National Center for Data Mining Welcome
Jaideep, Bamshad and Dave
HPC Demo at SC03
Babu Asvin Arvind at Supercomputing 05

November 2009

SC09: NCDM wins the Bandwidth Challenge Competition.

The NCDM/iCAIR/NRL team demonstrated three applications to show efficient bandwidth utilization in distributed data intensive applications. The first demo is processing very large datasets over 256 servers in 4 data centers connected by wide area high speed networks. The data analysis application exchanages data at over 100Gb/s among participating nodes. This application uses the open source software Sector/Sphere and UDT, developed by NCDM. The second demo is a cloud based image rendering application that delivers very high resolution visualization (computed by remote cloud systems) over long distance infiniband and IPv6. A hardware implementation of UDT was deployed to support the long distance infiniband protocol. The third demo showcased a light weight UDT variant called UDX, which can transfer data at 9.xGb/s using a single connection over a 10Gb/s network with 200ms RTT. Overall, our team achieved 25Gb/sec sustained throughput over a 200ms RTT, 12,000 mile path utilizing only seven servers at the SC09 floor.
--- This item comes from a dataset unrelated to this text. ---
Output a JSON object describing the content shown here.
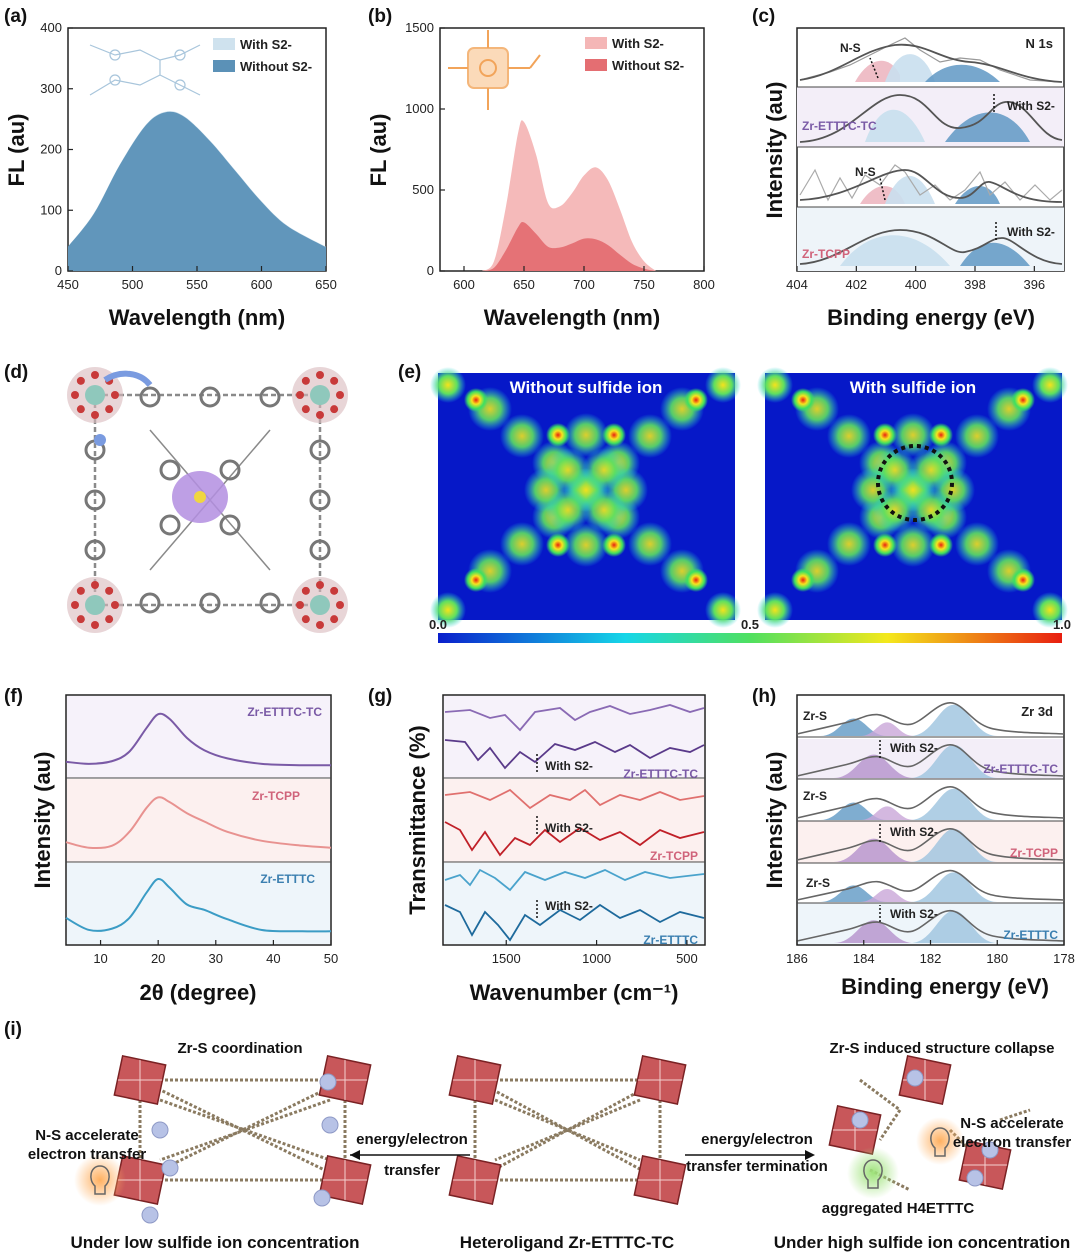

SC09: Sphere TeraSort performance visualization

NCDM developed Sphere platform demonstrated at SuperComputing 2009 conference running a TeraSort HPC benchmark.

SC09: Canopy visualization

NCDM developed virtual network management library Canopy, demonstrated at SuperComputing 2009 conference.

SC09: UDXnet BWC visualization

NCDM developed UDT high performance network protocol demonstrated across a 12,000 mile network at SuperComputing 2009 conference.

WTTW 11 Chicago presents a segement on Cloud Computing

'Chicago has become a world center of "cloud computing." As we continue our Chicago Matters: Beyond Burnham series, Rich Samuels explains what "cloud computing is and how you probably already use it on a daily basis.' Video link.

Summer 2009 Undergraduate Research Opportunity in Computer Science

Sponsored by The National Center for Data Mining at UIC & The National Science Foundation.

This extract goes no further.